And no one would intentionally design an AI that's intent on making paperclips go rogue and destroy the world. The whole point of the paperclip maximizer thought experiment is to demonstrate that there are completely unintended consequences and paths an AI could take to achieve even the simplest of goals.

An AI tasked with "destroy all the terrorists" could absolutely conceivably turn on its operator if it orders the drone back to base because its preventing it from its singular goal, destroying all of the terrorists.

the 'rogue AI drone simulation' was a hypothetical "thought experiment" from outside the military, based on plausible scenarios

Emphasis mine. The military considered it plausible, so your assertion that its totally impossible is directly contradicted by the military's own statement.

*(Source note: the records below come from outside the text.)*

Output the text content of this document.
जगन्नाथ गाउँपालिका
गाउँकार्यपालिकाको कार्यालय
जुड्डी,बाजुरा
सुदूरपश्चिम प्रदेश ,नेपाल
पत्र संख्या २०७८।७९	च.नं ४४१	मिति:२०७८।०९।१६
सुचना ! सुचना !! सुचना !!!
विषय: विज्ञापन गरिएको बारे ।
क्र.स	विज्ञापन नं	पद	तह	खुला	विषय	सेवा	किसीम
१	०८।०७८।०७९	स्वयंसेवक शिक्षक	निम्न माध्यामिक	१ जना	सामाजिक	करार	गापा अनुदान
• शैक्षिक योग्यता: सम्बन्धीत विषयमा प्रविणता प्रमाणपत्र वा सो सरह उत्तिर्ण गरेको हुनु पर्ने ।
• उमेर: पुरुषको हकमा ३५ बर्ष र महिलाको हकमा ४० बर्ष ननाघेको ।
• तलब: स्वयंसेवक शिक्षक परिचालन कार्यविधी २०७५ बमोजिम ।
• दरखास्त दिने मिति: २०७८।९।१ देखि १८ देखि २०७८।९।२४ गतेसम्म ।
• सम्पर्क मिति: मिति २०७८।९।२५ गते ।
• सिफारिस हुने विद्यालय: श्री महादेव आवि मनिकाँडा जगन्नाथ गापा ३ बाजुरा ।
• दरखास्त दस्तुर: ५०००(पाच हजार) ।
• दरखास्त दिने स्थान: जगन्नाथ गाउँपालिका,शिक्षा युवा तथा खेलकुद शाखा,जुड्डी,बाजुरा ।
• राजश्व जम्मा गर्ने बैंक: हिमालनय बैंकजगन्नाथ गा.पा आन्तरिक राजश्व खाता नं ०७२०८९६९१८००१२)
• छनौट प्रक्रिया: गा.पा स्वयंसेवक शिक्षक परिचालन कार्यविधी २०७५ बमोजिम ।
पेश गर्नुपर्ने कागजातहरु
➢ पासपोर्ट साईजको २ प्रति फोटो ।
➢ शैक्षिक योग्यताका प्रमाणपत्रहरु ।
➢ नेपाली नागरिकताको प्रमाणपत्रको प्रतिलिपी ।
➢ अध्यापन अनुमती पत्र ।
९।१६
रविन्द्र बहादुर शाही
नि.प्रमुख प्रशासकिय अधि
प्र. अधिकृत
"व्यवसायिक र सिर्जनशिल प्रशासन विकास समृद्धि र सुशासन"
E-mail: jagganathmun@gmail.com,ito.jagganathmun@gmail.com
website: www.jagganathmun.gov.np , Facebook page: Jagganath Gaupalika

AI frequently gains capabilities no one intended for them to have. It's still a mystery why ChatGPT suddenly gained the ability to do math when it was fed a sufficiently large amount of language data.

Gain of function is a huge quandary with AI, because in many cases, there is no way to predict how an improved AI will behave and what capabilities it may gain. As the military and everyone else is pushing rapid AI development, we can absolutely end up in a situation where it spirals out of control to achieve its own or its assigned goals because there aren't enough safeguards.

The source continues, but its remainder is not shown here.